As the online comments aimed at the protesters grew uglier—some students who spoke in defense of the protesters reported being the targets of death threats—a second, anonymous response was posted on Facebook. This message claimed that those who removed the flags didn’t realize that each one represented an individual victim, acknowledged the “pain and outrage felt by many,” and emphasized that the incident represented an attempt to present “a more holistic approach” to honoring those who died on 9/11 as well as the civilian casualties in the war that followed. (Campus Safety followed up with the LAPD regarding any complaints of threats made against students, according to Victor Clay, Oxy’s chief of campus safety.)
Less than 24 hours after the flags were uprooted, Erica O’Neal Howard, Oxy’s interim dean of students, announced that the College had launched an investigation of the incident as a violation of the Student Code of Conduct. Her position was echoed by in a subsequent campus message from President Jonathan Veitch.

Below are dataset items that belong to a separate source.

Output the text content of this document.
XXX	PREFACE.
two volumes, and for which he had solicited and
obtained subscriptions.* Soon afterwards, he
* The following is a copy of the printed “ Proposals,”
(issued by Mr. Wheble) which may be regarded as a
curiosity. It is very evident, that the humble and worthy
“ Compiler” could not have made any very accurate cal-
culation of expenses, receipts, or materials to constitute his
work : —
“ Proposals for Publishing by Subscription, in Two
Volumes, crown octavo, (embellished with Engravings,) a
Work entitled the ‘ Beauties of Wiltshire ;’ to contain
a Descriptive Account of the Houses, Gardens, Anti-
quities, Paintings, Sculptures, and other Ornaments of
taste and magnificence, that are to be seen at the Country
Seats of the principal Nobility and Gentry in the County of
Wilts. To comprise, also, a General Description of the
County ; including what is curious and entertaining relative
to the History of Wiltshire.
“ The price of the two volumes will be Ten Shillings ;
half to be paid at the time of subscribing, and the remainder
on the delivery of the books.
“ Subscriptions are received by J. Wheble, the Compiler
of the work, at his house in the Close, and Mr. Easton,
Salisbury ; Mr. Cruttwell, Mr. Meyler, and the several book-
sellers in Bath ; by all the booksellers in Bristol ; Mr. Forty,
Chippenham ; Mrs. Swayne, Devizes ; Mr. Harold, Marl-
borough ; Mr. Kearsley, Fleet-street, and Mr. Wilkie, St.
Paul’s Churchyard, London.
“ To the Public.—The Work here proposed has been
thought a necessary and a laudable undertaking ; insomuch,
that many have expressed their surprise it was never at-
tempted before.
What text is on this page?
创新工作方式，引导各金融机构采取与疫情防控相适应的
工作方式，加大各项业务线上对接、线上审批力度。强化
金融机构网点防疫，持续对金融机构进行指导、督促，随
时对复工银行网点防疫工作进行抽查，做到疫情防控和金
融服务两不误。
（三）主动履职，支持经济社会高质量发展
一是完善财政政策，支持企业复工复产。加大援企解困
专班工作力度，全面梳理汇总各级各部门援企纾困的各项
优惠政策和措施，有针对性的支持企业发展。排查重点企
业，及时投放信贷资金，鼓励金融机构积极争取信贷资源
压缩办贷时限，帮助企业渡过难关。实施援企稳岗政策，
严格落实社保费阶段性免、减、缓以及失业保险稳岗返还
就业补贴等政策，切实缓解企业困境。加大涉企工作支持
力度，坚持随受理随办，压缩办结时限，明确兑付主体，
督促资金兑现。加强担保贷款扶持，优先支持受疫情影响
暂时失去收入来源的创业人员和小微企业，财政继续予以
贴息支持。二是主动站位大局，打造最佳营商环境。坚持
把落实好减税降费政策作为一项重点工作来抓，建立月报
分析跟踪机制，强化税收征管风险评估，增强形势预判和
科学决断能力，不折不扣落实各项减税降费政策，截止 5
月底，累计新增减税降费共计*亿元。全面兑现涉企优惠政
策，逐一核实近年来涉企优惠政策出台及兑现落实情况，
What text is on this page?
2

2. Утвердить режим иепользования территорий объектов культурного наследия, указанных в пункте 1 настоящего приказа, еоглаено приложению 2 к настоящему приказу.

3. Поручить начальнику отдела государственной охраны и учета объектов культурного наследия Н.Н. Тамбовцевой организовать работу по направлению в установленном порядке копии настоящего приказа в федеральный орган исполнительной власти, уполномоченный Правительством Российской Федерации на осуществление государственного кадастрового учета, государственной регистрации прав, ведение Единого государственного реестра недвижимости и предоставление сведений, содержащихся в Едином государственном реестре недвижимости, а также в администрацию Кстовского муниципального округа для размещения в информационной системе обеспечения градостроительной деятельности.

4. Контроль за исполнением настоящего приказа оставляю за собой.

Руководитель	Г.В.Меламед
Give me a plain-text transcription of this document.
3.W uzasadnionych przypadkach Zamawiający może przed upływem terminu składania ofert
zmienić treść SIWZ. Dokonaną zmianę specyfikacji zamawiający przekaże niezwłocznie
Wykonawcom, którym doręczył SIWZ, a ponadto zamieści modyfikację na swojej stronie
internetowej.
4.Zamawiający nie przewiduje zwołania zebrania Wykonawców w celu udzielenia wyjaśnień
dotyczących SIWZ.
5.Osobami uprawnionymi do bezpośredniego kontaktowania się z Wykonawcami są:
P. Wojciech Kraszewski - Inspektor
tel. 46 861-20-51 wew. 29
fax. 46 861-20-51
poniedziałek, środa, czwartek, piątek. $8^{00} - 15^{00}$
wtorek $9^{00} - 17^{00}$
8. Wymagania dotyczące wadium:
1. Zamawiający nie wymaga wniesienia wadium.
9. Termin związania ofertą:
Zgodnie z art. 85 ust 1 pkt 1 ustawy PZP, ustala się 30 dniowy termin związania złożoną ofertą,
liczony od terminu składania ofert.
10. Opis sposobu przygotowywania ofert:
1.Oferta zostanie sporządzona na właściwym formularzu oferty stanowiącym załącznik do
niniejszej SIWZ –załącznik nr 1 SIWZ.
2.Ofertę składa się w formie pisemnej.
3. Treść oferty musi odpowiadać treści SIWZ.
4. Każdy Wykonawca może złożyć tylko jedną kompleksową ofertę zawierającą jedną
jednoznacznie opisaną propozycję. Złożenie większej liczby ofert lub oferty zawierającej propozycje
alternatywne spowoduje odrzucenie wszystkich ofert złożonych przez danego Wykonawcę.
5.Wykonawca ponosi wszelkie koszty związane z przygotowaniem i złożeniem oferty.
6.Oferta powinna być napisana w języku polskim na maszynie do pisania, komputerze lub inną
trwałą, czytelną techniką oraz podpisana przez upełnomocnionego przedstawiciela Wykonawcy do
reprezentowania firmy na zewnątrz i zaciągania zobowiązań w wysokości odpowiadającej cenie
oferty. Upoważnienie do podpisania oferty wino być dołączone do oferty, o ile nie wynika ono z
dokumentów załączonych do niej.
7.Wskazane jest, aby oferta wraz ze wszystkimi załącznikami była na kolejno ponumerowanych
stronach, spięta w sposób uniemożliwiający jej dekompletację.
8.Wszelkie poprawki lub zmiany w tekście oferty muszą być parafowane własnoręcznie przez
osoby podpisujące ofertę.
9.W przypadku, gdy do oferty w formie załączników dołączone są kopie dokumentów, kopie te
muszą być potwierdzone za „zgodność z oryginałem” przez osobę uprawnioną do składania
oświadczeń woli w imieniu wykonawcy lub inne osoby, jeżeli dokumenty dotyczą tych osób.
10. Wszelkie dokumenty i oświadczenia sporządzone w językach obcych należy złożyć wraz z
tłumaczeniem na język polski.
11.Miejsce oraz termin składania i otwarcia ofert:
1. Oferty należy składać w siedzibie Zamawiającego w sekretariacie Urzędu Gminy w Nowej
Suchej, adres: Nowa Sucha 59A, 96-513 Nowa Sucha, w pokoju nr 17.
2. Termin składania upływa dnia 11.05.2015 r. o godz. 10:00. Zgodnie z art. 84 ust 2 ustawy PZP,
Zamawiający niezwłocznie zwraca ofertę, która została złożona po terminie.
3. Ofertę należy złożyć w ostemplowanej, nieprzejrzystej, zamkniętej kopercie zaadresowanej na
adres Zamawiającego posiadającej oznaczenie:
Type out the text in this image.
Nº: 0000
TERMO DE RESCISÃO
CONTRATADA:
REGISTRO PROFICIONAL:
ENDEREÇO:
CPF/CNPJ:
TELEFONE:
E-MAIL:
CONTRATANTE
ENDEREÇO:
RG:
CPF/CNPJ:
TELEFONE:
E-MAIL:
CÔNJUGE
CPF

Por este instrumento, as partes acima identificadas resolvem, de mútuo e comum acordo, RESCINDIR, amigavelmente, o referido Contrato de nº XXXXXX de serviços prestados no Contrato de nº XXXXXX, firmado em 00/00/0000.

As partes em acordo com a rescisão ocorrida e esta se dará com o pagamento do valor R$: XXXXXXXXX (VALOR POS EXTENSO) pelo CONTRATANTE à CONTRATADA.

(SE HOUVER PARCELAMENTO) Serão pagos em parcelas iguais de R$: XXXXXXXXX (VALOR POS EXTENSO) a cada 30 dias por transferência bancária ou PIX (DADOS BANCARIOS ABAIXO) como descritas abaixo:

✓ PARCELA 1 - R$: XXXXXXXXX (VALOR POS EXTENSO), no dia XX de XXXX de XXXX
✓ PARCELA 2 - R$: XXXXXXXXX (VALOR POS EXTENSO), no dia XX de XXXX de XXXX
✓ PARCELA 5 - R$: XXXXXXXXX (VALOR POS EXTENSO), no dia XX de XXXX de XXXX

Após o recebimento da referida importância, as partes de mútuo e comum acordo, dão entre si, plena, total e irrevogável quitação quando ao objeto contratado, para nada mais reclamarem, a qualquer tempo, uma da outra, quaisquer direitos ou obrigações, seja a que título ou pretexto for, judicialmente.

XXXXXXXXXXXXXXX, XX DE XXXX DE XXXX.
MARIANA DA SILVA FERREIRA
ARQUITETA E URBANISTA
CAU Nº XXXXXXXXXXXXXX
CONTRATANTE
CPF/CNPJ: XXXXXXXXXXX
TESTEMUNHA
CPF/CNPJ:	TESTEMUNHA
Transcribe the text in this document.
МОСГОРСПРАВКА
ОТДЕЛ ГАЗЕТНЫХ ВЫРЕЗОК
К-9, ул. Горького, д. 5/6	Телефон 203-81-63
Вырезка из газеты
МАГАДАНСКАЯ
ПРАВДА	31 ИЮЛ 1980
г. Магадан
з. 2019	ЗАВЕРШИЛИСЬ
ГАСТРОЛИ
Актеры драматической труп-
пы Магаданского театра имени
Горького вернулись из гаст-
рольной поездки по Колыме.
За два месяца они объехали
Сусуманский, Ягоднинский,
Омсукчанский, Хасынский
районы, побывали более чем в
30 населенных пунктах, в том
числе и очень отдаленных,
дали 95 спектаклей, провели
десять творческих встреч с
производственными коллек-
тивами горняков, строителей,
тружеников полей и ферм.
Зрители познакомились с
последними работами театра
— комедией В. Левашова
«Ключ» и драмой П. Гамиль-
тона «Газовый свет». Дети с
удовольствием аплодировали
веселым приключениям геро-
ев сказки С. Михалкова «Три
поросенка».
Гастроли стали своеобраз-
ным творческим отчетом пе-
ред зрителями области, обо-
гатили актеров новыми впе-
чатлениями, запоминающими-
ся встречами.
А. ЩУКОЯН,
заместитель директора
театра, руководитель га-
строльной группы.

“This incident has been defended by some as an act of protected speech. It is not,” Veitch wrote. “It is an act of defilement that is deeply offensive to the memory of those who died on September 11. And it violates the free speech of others, a principle we must hold dear as members of an educational community.”
On November 1, the College announced that its investigation into the incident had concluded—that students believed to have been involved were identified and appropriate action was taken in accordance with the Code of Student Conduct. Despite widespread interest in the investigation, “Federal and state privacy laws prevent the College from disclosing details about it, the findings, or the sanctions applied,” says Leora Freedman, Oxy’s general counsel.
Some faculty and students have been critical of the College’s response to the incident, pointing to the lack of similar concern in 2014 when a campus memorial to Trayvon Martin, the unarmed black high school student shot by neighborhood watch volunteer George Zimmerman in Florida four years ago, was vandalized. An investigation was conducted in that case, students responsible for the vandalism were identified, and appropriate action was taken—but those facts were not widely known because the same privacy laws apply, O’Neal Howard says.
Meanwhile, faculty and administrators are working to develop a series of campus activities to address the issues raised by controversy. Upcoming events include a roundtable discussion on free speech by UC Irvine Law School Dean Erwin Chemerinsky; a series of documentary films dealing with 9/11, the war in Iraq, and the meaning and motivations behind modern memorials; and a performance of Defamation, an interactive courtroom drama on race, religion, class, and gender in which the audience is the jury.
“We cannot shirk our responsibility as educators to use episodes like this as teachable moments,” Veitch says. “Now is the time for all of us in the Oxy community—students, faculty, alumni, staff, parents, and friends—to come together to provide a model of spirited public debate informed by mutual respect, open minds, and shared aspirations for our country. That can be an effort of which we all can be proud.”